In Animals, Museum Culture & Children’s Literature, Laurence Talairach explores the relationship between the zoological and palaeontological specimens brought back from around the world in the long nineteenth century and the development of children’s literature at this time.
Laurence Talairach, Professor of English at University of Toulouse Jean Jaurès and associate researcher at the Alexandre Koyré Centre for the History of Science and Technology (France), talked about her book Animals, Museum Culture and Children’s Literature in Nineteenth-Century Britain: Curious Beasties (Palgrave Macmillian, 2021) in the Greenhouse environmental humanities book talk series on Monday, 21 February 2022, 16:00 Central European time.
This book explores the relationship between the zoological and palaeontological specimens brought back from around the world in the long nineteenth century—be they alive, stuffed or fossilised–and the development of children’s literature at this time.
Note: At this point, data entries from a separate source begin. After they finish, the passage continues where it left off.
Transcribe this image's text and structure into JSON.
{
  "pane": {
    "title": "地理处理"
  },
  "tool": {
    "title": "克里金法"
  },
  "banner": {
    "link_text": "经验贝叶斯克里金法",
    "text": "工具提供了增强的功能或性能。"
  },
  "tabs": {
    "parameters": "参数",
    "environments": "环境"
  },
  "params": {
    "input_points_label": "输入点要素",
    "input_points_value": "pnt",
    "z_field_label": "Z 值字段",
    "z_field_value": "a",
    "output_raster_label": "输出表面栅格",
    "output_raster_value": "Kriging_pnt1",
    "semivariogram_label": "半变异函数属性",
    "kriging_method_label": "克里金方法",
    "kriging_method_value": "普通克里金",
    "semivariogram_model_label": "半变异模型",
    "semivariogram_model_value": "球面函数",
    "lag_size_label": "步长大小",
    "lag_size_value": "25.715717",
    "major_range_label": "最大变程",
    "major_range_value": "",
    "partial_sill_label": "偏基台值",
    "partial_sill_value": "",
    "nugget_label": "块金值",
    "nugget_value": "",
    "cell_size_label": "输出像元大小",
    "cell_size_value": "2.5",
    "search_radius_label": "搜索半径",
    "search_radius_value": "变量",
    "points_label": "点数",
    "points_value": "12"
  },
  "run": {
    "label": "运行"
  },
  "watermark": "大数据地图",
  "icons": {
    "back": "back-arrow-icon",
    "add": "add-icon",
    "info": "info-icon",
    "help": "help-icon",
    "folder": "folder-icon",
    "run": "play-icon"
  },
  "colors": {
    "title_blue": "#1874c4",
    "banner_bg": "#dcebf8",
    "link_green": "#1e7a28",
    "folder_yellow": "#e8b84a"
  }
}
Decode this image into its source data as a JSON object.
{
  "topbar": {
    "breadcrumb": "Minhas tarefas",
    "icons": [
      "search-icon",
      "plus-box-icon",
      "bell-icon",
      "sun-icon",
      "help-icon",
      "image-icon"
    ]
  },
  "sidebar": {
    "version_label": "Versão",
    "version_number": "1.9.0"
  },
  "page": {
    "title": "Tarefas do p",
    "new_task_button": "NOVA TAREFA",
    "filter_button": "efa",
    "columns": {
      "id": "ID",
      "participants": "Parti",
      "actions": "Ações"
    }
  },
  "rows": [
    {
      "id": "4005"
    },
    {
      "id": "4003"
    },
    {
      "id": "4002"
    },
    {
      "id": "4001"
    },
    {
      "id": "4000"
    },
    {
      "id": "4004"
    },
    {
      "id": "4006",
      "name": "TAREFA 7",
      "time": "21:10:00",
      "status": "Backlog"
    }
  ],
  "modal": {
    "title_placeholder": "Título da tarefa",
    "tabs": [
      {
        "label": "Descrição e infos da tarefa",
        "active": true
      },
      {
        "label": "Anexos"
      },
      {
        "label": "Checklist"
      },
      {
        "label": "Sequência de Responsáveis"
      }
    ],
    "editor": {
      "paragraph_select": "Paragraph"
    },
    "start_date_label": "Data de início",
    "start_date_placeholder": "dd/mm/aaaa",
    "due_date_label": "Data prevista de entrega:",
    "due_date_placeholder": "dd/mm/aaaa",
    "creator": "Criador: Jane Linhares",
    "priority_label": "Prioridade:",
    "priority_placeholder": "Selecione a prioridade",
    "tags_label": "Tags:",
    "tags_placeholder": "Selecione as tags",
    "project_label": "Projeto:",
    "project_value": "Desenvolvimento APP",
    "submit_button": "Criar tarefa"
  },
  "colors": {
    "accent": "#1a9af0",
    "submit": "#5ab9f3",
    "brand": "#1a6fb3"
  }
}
Children’s literature emerged as dizzying numbers of new species flooded into Britain with scientific expeditions, from giraffes and hippopotami to kangaroos, wombats, platypuses or sloths. As the book argues, late Georgian, Victorian and Edwardian children’s writers took part in the urge for mass education and presented the world and its curious creatures to children, often borrowing from their museum culture and its objects to map out that world. This original exploration illuminates how children’s literature dealt with the new ordering of the world, offering a unique viewpoint on the construction of science in the long nineteenth century.